Ele foi engenheiro agrônomo, geneticista e entomologista, professor de cinco universidades brasileiras e quatro dos Estados Unidos, além de ter sido o primeiro diretor científico da Fundação de Amparo à Pesquisa do Estado de São Paulo (Fapesp), diretor do Instituto de Pesquisas da Amazônia (Inpa) por duas vezes e presidente da Sociedade Brasileira para o Progresso da Ciência (SBPC) por dois mandatos.
Como se não bastasse, por onde passou criou departamentos e formou novos pesquisadores, mas quando se fala em seu nome o que vem primeiro à mente de muita gente é uma acidente ocorrido em 1957: a introdução das abelhas africanas – injustamente chamadas de “abelhas assassinas – no Brasil.

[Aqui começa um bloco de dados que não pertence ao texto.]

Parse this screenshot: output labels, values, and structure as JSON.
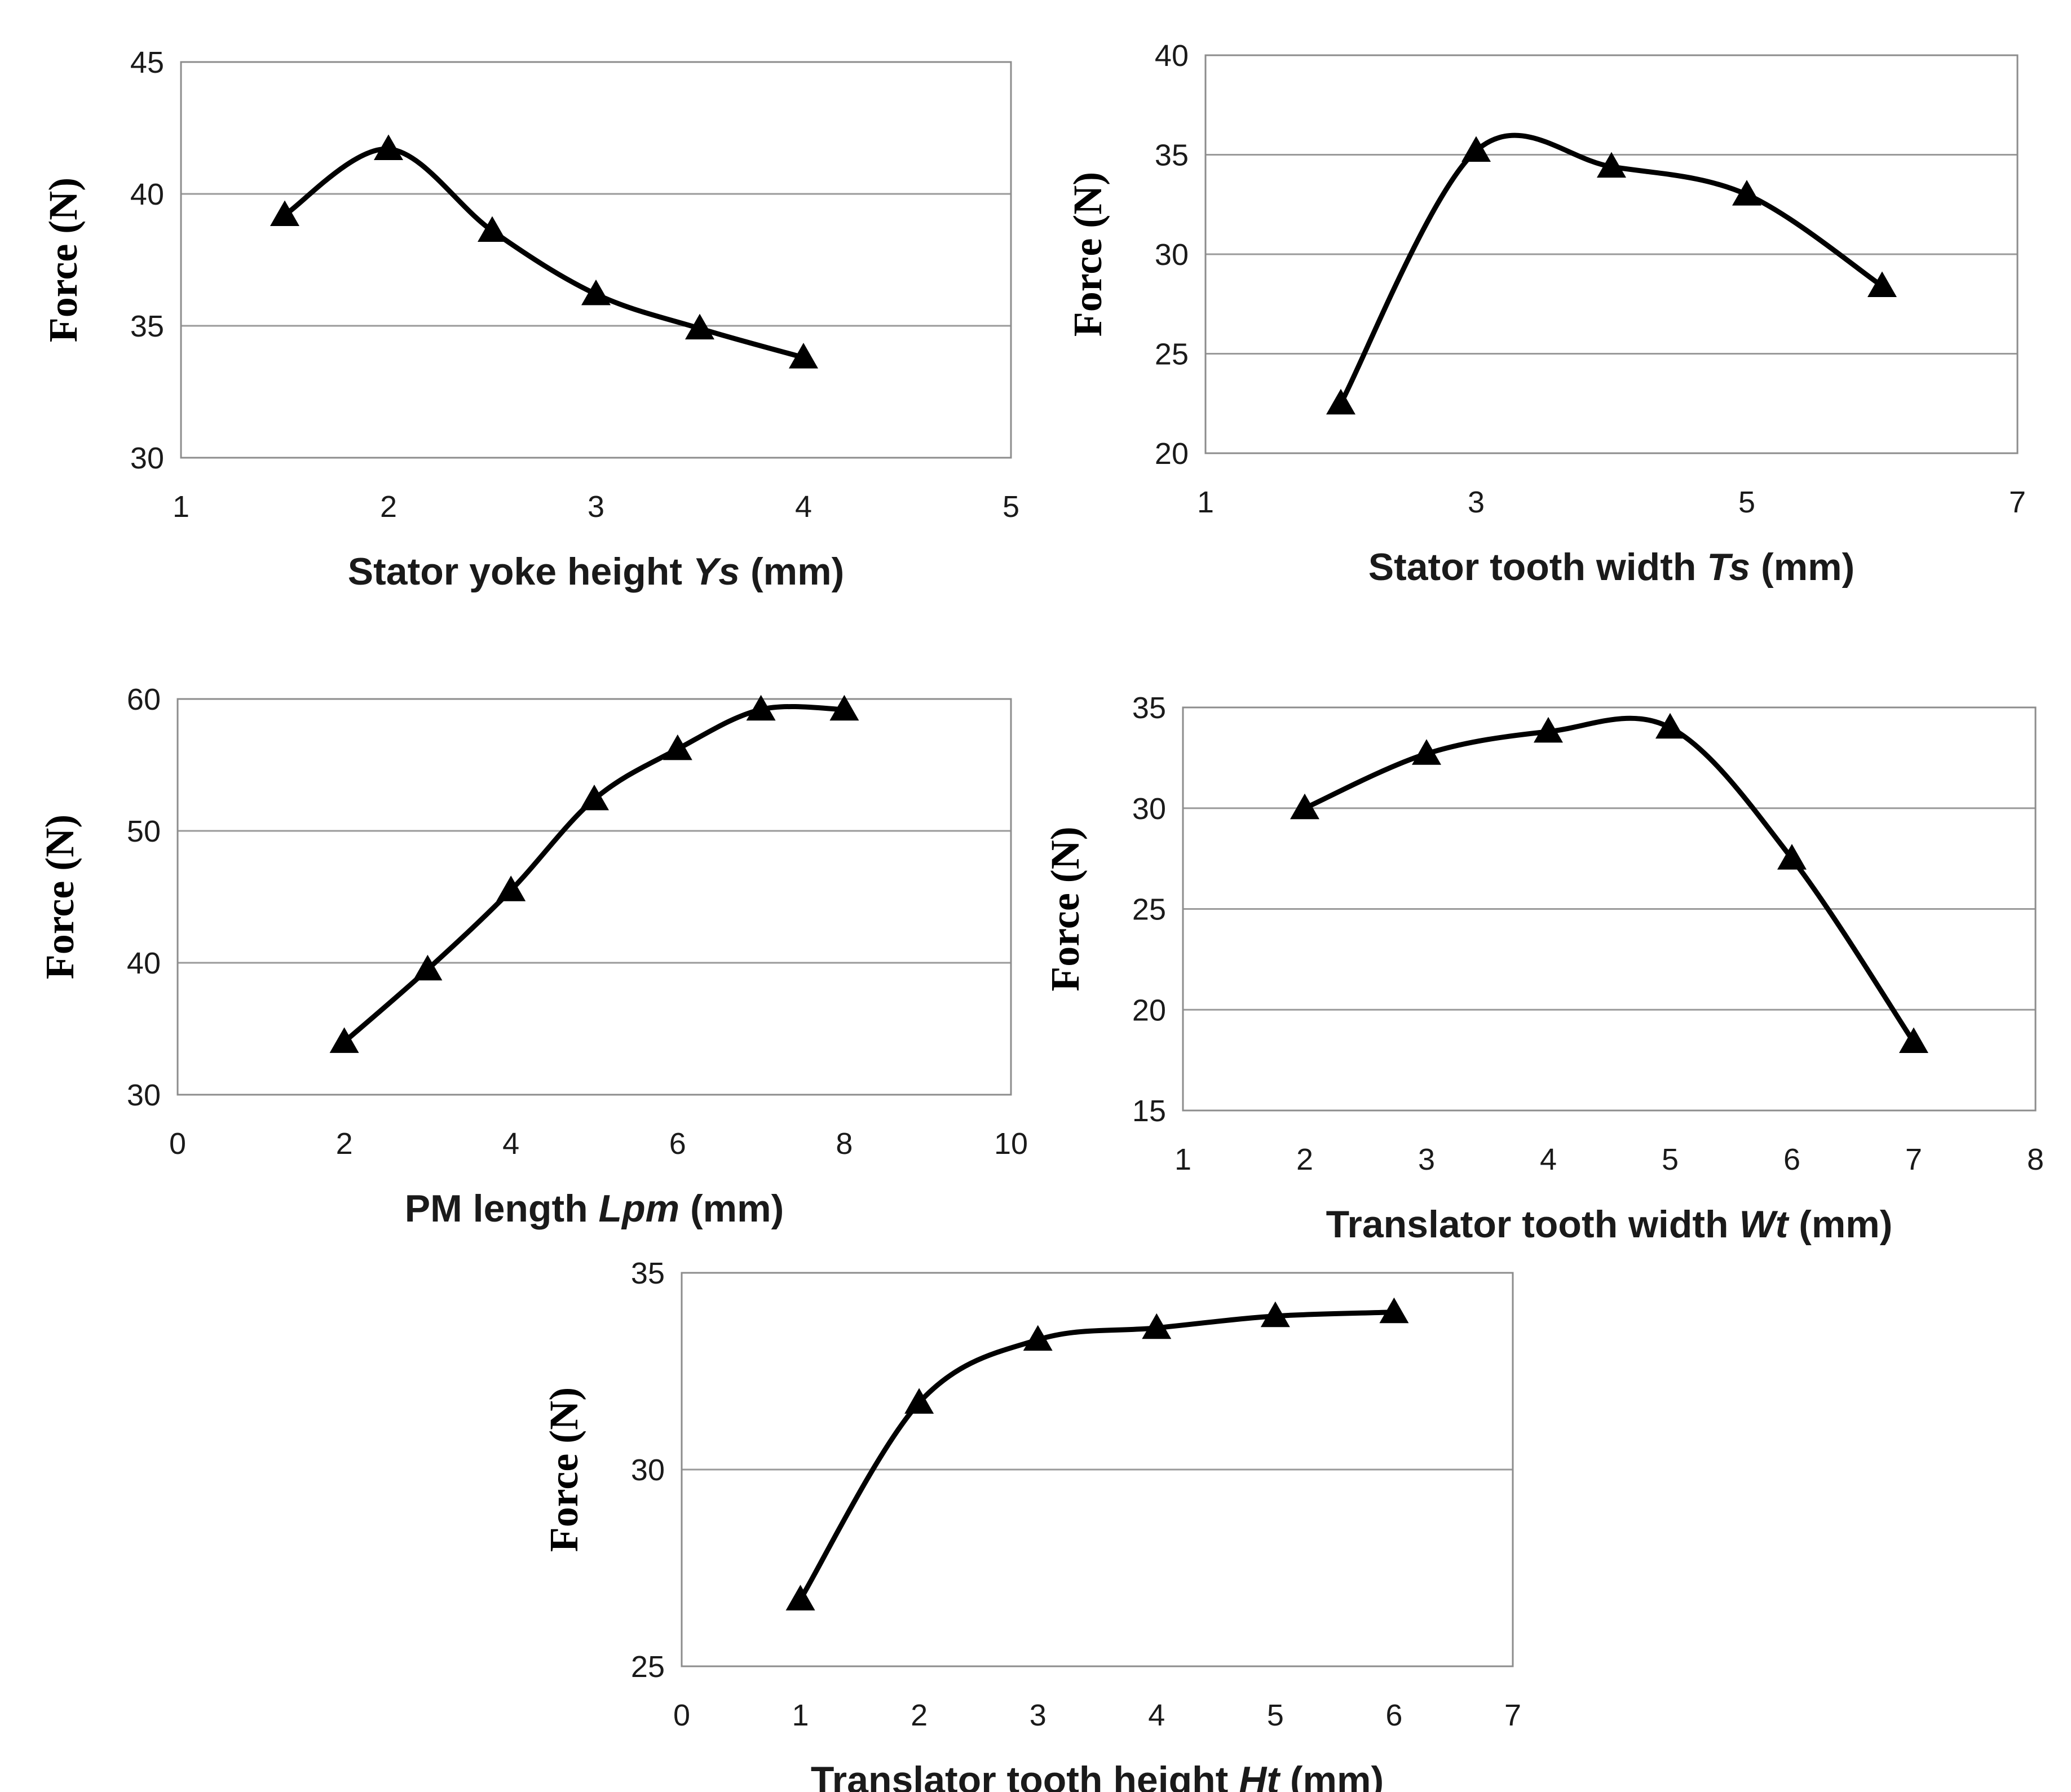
{
  "chart_data": [
    {
      "type": "line",
      "marker": "triangle",
      "x": [
        1.5,
        2,
        2.5,
        3,
        3.5,
        4
      ],
      "y": [
        39.2,
        41.7,
        38.6,
        36.2,
        34.9,
        33.8
      ],
      "xlim": [
        1,
        5
      ],
      "xticks": [
        1,
        2,
        3,
        4,
        5
      ],
      "ylim": [
        30,
        45
      ],
      "yticks": [
        30,
        35,
        40,
        45
      ],
      "ylabel": "Force (N)",
      "xlabel": "Stator yoke height",
      "xlabel_symbol": "Ys",
      "xlabel_unit": "(mm)",
      "grid": true
    },
    {
      "type": "line",
      "marker": "triangle",
      "x": [
        2,
        3,
        4,
        5,
        6
      ],
      "y": [
        22.5,
        35.2,
        34.4,
        33.0,
        28.4
      ],
      "xlim": [
        1,
        7
      ],
      "xticks": [
        1,
        3,
        5,
        7
      ],
      "ylim": [
        20,
        40
      ],
      "yticks": [
        20,
        25,
        30,
        35,
        40
      ],
      "ylabel": "Force (N)",
      "xlabel": "Stator tooth width",
      "xlabel_symbol": "Ts",
      "xlabel_unit": "(mm)",
      "grid": true
    },
    {
      "type": "line",
      "marker": "triangle",
      "x": [
        2,
        3,
        4,
        5,
        6,
        7,
        8
      ],
      "y": [
        34.0,
        39.5,
        45.5,
        52.4,
        56.2,
        59.2,
        59.2
      ],
      "xlim": [
        0,
        10
      ],
      "xticks": [
        0,
        2,
        4,
        6,
        8,
        10
      ],
      "ylim": [
        30,
        60
      ],
      "yticks": [
        30,
        40,
        50,
        60
      ],
      "ylabel": "Force (N)",
      "xlabel": "PM length",
      "xlabel_symbol": "Lpm",
      "xlabel_unit": "(mm)",
      "grid": true
    },
    {
      "type": "line",
      "marker": "triangle",
      "x": [
        2,
        3,
        4,
        5,
        6,
        7
      ],
      "y": [
        30.0,
        32.7,
        33.8,
        34.0,
        27.5,
        18.4
      ],
      "xlim": [
        1,
        8
      ],
      "xticks": [
        1,
        2,
        3,
        4,
        5,
        6,
        7,
        8
      ],
      "ylim": [
        15,
        35
      ],
      "yticks": [
        15,
        20,
        25,
        30,
        35
      ],
      "ylabel": "Force (N)",
      "xlabel": "Translator tooth width",
      "xlabel_symbol": "Wt",
      "xlabel_unit": "(mm)",
      "grid": true
    },
    {
      "type": "line",
      "marker": "triangle",
      "x": [
        1,
        2,
        3,
        4,
        5,
        6
      ],
      "y": [
        26.7,
        31.7,
        33.3,
        33.6,
        33.9,
        34.0
      ],
      "xlim": [
        0,
        7
      ],
      "xticks": [
        0,
        1,
        2,
        3,
        4,
        5,
        6,
        7
      ],
      "ylim": [
        25,
        35
      ],
      "yticks": [
        25,
        30,
        35
      ],
      "ylabel": "Force (N)",
      "xlabel": "Translator tooth height",
      "xlabel_symbol": "Ht",
      "xlabel_unit": "(mm)",
      "grid": true
    }
  ]
}
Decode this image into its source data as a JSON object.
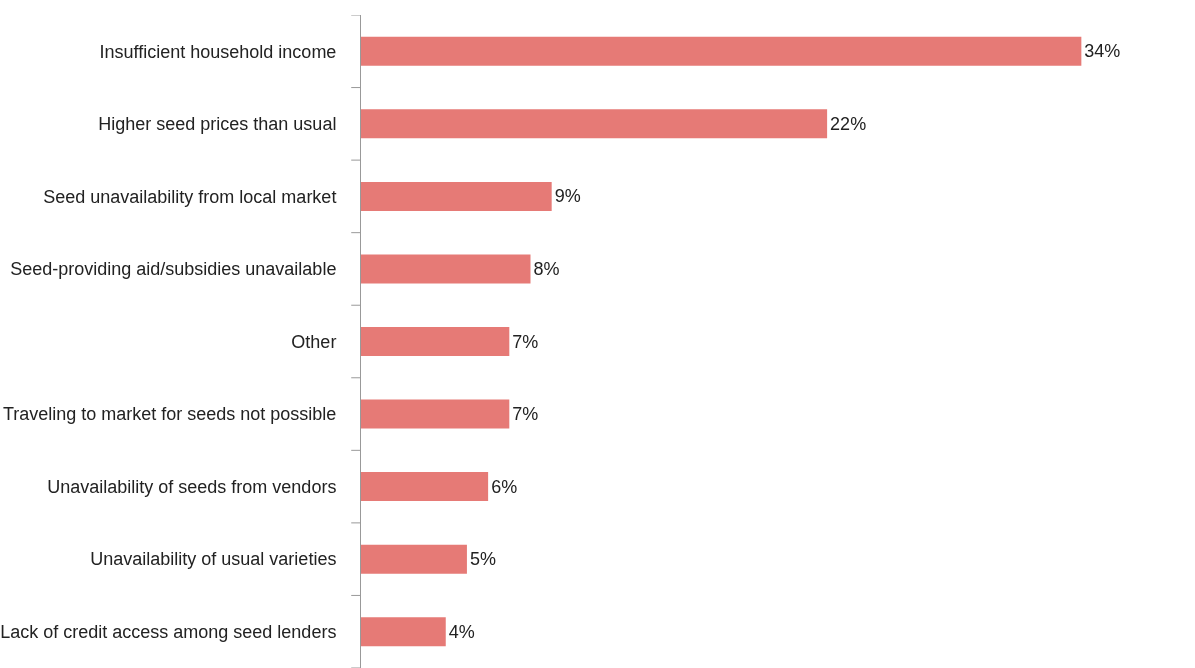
{
  "chart_data": {
    "type": "bar",
    "orientation": "horizontal",
    "categories": [
      "Insufficient household income",
      "Higher seed prices than usual",
      "Seed unavailability from local market",
      "Seed-providing aid/subsidies unavailable",
      "Other",
      "Traveling to market for seeds not possible",
      "Unavailability of seeds from vendors",
      "Unavailability of usual varieties",
      "Lack of credit access among seed lenders"
    ],
    "values": [
      34,
      22,
      9,
      8,
      7,
      7,
      6,
      5,
      4
    ],
    "value_labels": [
      "34%",
      "22%",
      "9%",
      "8%",
      "7%",
      "7%",
      "6%",
      "5%",
      "4%"
    ],
    "color": "#e67a76",
    "legend": false,
    "tick_labels": "y"
  }
}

Não foi à toa, portanto, que durante muitos anos Warwick Estevam Kerr temesse que sua brilhante carreira ficasse marcada pelo episódio. Em uma entrevista para a revista Estudos Avançados, da Universidade de São Paulo (USP), publicada em 2005, ele chegou a dizer:
“Diante do erro cometido com as abelhas africanas, em 1957, eu não esperava que iria dar a volta por cima. Pensava que teria uma vida desgraçada para o resto dos meus dias. Até 1978, as mulheres franziam a testa, mostravam-me para os filhos e diziam: ‘aquele é o homem que introduziu a abelha brava no Brasil’.”
As abelhas africanizadas foram criadas a partir do cruzamento entre as abelhas africanas e europeias (Foto: GETTY IMAGES)
O tempo, no entanto, lhe fez justiça. Nascido em Santana de Parnaíba, em 9 de setembro de 1922, Kerr se formou em Engenharia Agronômica, em 1945, na Escola Superior de Agricultura Luiz de Queiroz, da Universidade de São Paulo (USP), em Piracicaba, na qual também fez doutorado e livre docência, e foi professor, de 1951 a 1955, e chefe do Departamento de Genética por quatro meses.
Em 1955, ele se mudou para Rio Claro, onde, a partir de 1958, foi chefe do Departamento de Biologia, da então recém-criada Universidade Estadual Paulista (Unesp). De 1962 a 1964 foi diretor científico da Fapesp, cargo ao qual renunciou um mês antes do término do seu mandato para criar e assumir a chefia, em 1965, do Departamento de Genética da Faculdade de Medicina da USP, em Ribeirão Preto, da qual se tornou professor titular por concurso em 1971.
Nessa época, foi presidente da SBPC por dois mandatos, 1969-1971 e 1972-1973, período em que teve muitos problemas com a ditadura, que governava o país. Foi preso duas vezes, em 1964 e 1969, e chegou a ter sua numerosa família, de sete filhos, ameaçada e sob vigilâncias dos agentes do governo.
Warwick faleceu aos 96 anos, em 15 de setembro de 2018 (Foto: ARQUIVO PESSOAL / SBPC)
Despois de se aposentar da USP, em janeiro de 1981, Kerr foi para o Maranhão, onde ficou por oito anos, período em que criou o Departamento de Genética da Universidade Federal de lá (UFMA) e foi reitor da universidade estadual (UEMA).
Depois, em 1992, mesmo aposentado aos 70 anos, ele foi convidado para dar aulas, orientar alunos de doutorado e continuar suas pesquisas na Universidade Federal de Uberlândia (UFU), na qual permaneceu até 2012. Nesse período, ele voltou a Manaus, em 1999, para novamente dirigir o Inpa por mais três anos.
Para o também engenheiro agrônomo Breno Magalhaes Freitas, do Departamento de Zootecnia da Universidade Federal do Ceará (UFC), a importância de Kerr para a ciência brasileira “foi enorme”.
“Ele foi um cientista pioneiro em muitas áreas e levou a ciência a todas as regiões desse país, tendo formado várias gerações de pesquisadores brasileiros diretamente e inspirado tantos outros”, diz.
“Junto com o padre Jesus Moure e o professor Paulo Nogueira-Neto, ele estabeleceu toda a base do conhecimento sobre as abelhas no Brasil.”
No que diz respeito à apicultura em si, Freitas lembra que Kerr ficou marcado pelo acidente com as abelhas africanas, mas que depois ficou claro não ter sido sua culpa.
“E felizmente, mesmo por linhas tortas, a apicultura brasileira acabou se beneficiando enormemente da sua iniciativa de trazer as abelhas africanas, coragem de encarar as consequências quando os problemas aconteceram, mesmo não tendo sido sua responsabilidade”, explica.
“Mas é preciso também ressaltar o seu grande trabalho com as abelhas sem ferrão, especialmente na região Norte do Brasil.”